The most intense session of the week for me was being part of the panel on search and reunion. Before it was my turn to speak, I sat and listened to the powerful, complex, and confusing narratives of three adult adoptee women, Jae Ran Kim, Lisa Marie Rollins, and Susan Ito. When my turn came, I started out by confessing that I was aware of my stomach tightening and the adrenaline surging through my body, making me feel like getting up and running out of the room. I said I really did not want to talk about search and reunion but I was going to do it anyway, because it might help some of the adopted youth listening (the teen group had joined us for this session) or it might help some of the parents in the audience to better understand their children’s experience of adoption.
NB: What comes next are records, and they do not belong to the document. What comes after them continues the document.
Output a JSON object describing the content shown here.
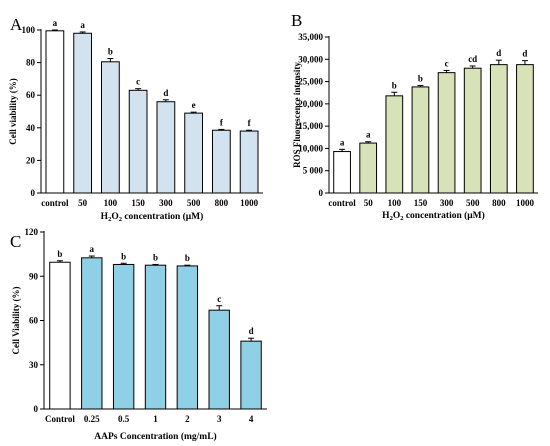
{
  "chart_data": [
    {
      "type": "bar",
      "panel_label": "A",
      "categories": [
        "control",
        "50",
        "100",
        "150",
        "300",
        "500",
        "800",
        "1000"
      ],
      "values": [
        99.5,
        98,
        80.5,
        63,
        56,
        49,
        38.5,
        38
      ],
      "errors": [
        0.5,
        0.8,
        2,
        1,
        1.2,
        0.6,
        0.5,
        0.5
      ],
      "significance": [
        "a",
        "a",
        "b",
        "c",
        "d",
        "e",
        "f",
        "f"
      ],
      "bar_colors": [
        "#ffffff",
        "#d3e2ef",
        "#d3e2ef",
        "#d3e2ef",
        "#d3e2ef",
        "#d3e2ef",
        "#d3e2ef",
        "#d3e2ef"
      ],
      "xlabel": {
        "pre": "H",
        "sub": "2",
        "mid": "O",
        "sub2": "2",
        "post": " concentration (μM)"
      },
      "ylabel": "Cell viability (%)",
      "ylim": [
        0,
        100
      ],
      "yticks": [
        0,
        20,
        40,
        60,
        80,
        100
      ],
      "ytick_labels": [
        "0",
        "20",
        "40",
        "60",
        "80",
        "100"
      ]
    },
    {
      "type": "bar",
      "panel_label": "B",
      "categories": [
        "control",
        "50",
        "100",
        "150",
        "300",
        "500",
        "800",
        "1000"
      ],
      "values": [
        9300,
        11200,
        21800,
        23800,
        27000,
        28000,
        28800,
        28800
      ],
      "errors": [
        500,
        300,
        800,
        300,
        500,
        500,
        1000,
        900
      ],
      "significance": [
        "a",
        "a",
        "b",
        "b",
        "c",
        "cd",
        "d",
        "d"
      ],
      "bar_colors": [
        "#ffffff",
        "#d8e2b8",
        "#d8e2b8",
        "#d8e2b8",
        "#d8e2b8",
        "#d8e2b8",
        "#d8e2b8",
        "#d8e2b8"
      ],
      "xlabel": {
        "pre": "H",
        "sub": "2",
        "mid": "O",
        "sub2": "2",
        "post": " concentration (μM)"
      },
      "ylabel": "ROS Fluorescence intensity",
      "ylim": [
        0,
        35000
      ],
      "yticks": [
        0,
        5000,
        10000,
        15000,
        20000,
        25000,
        30000,
        35000
      ],
      "ytick_labels": [
        "0",
        "5 000",
        "10,000",
        "15,000",
        "20,000",
        "25,000",
        "30,000",
        "35,000"
      ]
    },
    {
      "type": "bar",
      "panel_label": "C",
      "categories": [
        "Control",
        "0.25",
        "0.5",
        "1",
        "2",
        "3",
        "4"
      ],
      "values": [
        99.5,
        102.5,
        98,
        97.5,
        97,
        67,
        46
      ],
      "errors": [
        1,
        1.2,
        0.8,
        0.5,
        0.5,
        3,
        2
      ],
      "significance": [
        "b",
        "a",
        "b",
        "b",
        "b",
        "c",
        "d"
      ],
      "bar_colors": [
        "#ffffff",
        "#8fd0e6",
        "#8fd0e6",
        "#8fd0e6",
        "#8fd0e6",
        "#8fd0e6",
        "#8fd0e6"
      ],
      "xlabel": {
        "pre": "AAPs Concentration (mg/mL)",
        "sub": "",
        "mid": "",
        "sub2": "",
        "post": ""
      },
      "ylabel": "Cell Viability (%)",
      "ylim": [
        0,
        120
      ],
      "yticks": [
        0,
        30,
        60,
        90,
        120
      ],
      "ytick_labels": [
        "0",
        "30",
        "60",
        "90",
        "120"
      ]
    }
  ]
}
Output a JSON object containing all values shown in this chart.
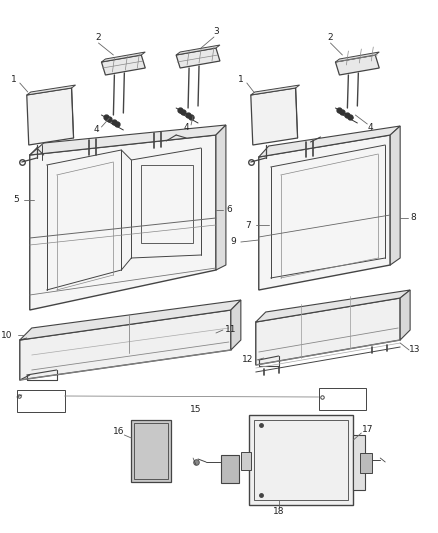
{
  "bg_color": "#ffffff",
  "line_color": "#444444",
  "label_color": "#222222",
  "fig_width": 4.38,
  "fig_height": 5.33,
  "dpi": 100
}
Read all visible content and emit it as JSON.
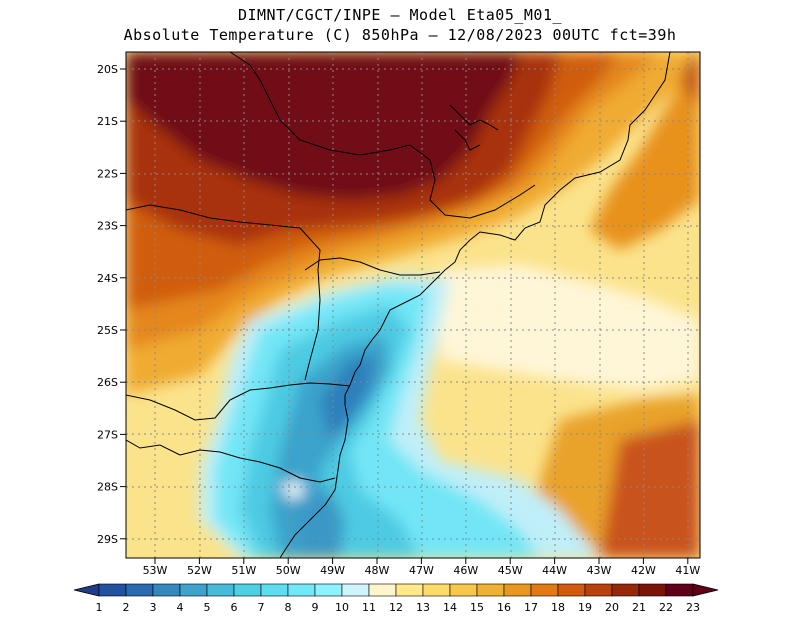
{
  "header": {
    "line1": "DIMNT/CGCT/INPE –  Model Eta05_M01_",
    "line2": "Absolute Temperature (C) 850hPa –  12/08/2023 00UTC fct=39h"
  },
  "axes": {
    "lat_labels": [
      "20S",
      "21S",
      "22S",
      "23S",
      "24S",
      "25S",
      "26S",
      "27S",
      "28S",
      "29S"
    ],
    "lon_labels": [
      "53W",
      "52W",
      "51W",
      "50W",
      "49W",
      "48W",
      "47W",
      "46W",
      "45W",
      "44W",
      "43W",
      "42W",
      "41W"
    ]
  },
  "colorbar": {
    "labels": [
      "1",
      "2",
      "3",
      "4",
      "5",
      "6",
      "7",
      "8",
      "9",
      "10",
      "11",
      "12",
      "13",
      "14",
      "15",
      "16",
      "17",
      "18",
      "19",
      "20",
      "21",
      "22",
      "23"
    ],
    "colors": [
      "#1e3c8c",
      "#21519f",
      "#2a6ab0",
      "#3488be",
      "#3ea2cc",
      "#46bad8",
      "#4fcfe4",
      "#5fdcee",
      "#72e8f6",
      "#8df2fb",
      "#cff4fb",
      "#fff5cc",
      "#ffe98a",
      "#fddb6a",
      "#f7c74c",
      "#efb133",
      "#e89722",
      "#e07a18",
      "#d15c10",
      "#b8420e",
      "#97290b",
      "#7a1409",
      "#600018"
    ]
  }
}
Then I talked about the limited and virtually non-existent information given to my adoptive parents about my birth family, and how I had grown up knowing only that my biological mother was white and that my birth father was a “light-skinned negro.” I told the audience that I wondered, as a child and adolescent, what a light-skinned negro looked like, and what a light-skinned negro sounded like and acted like, etc. I recalled my ongoing ambivalence about searching or looking for that light-skinned negro man, and how my parents always said that they would support me should I ever decide to search. I discussed how I didn’t necessarily want to meet my birth parents. Still, I desperately wanted to see and learn about this mysterious light-skinned negro from a distance. I talked about how searching, for me, was more about gaining access to information that is rightfully mine, rather than reconnecting with actual birth family members face to face.
[edited...]
I verbalized the anger I carry with me as an emascualted and infantilized adopted person since I am prevented over and over from easily gaining access to MY personal information, and how that makes me feel like a second or third class citizen. I also said a lot of other things on the panel that I may write about later, but getting back to the topic of intense post-camp emotions, all this talk about birth parents–thoughts that I usually tend to suppress or not dwell on– stirred up lots of uncomfortable feelings. When the panel session ended, I felt like I was about seven years old again, which is incredibly unnerving, since I am a forty-seven year old, highly educated, and competent professional. A grown-up, after all. The point being that these tough issues are never fully resolved, but have stayed with me throughout my life as I continue this strange journey through adoption.
[edited...]
Dear Pact Camp-ers, take deep breaths and remember that we can withstand the waves of emotion as they surface. If you are an adoptee, tell yourself that you are not going to lose your family again. And even if you do lose ties to your families, there is another family of Adult TRAs just waiting to welcome you with open arms. So keep reminding your frightened inner adopted child that you are now safe. After all, we are survivors. And we are loved, and we deserve all the good things coming our way.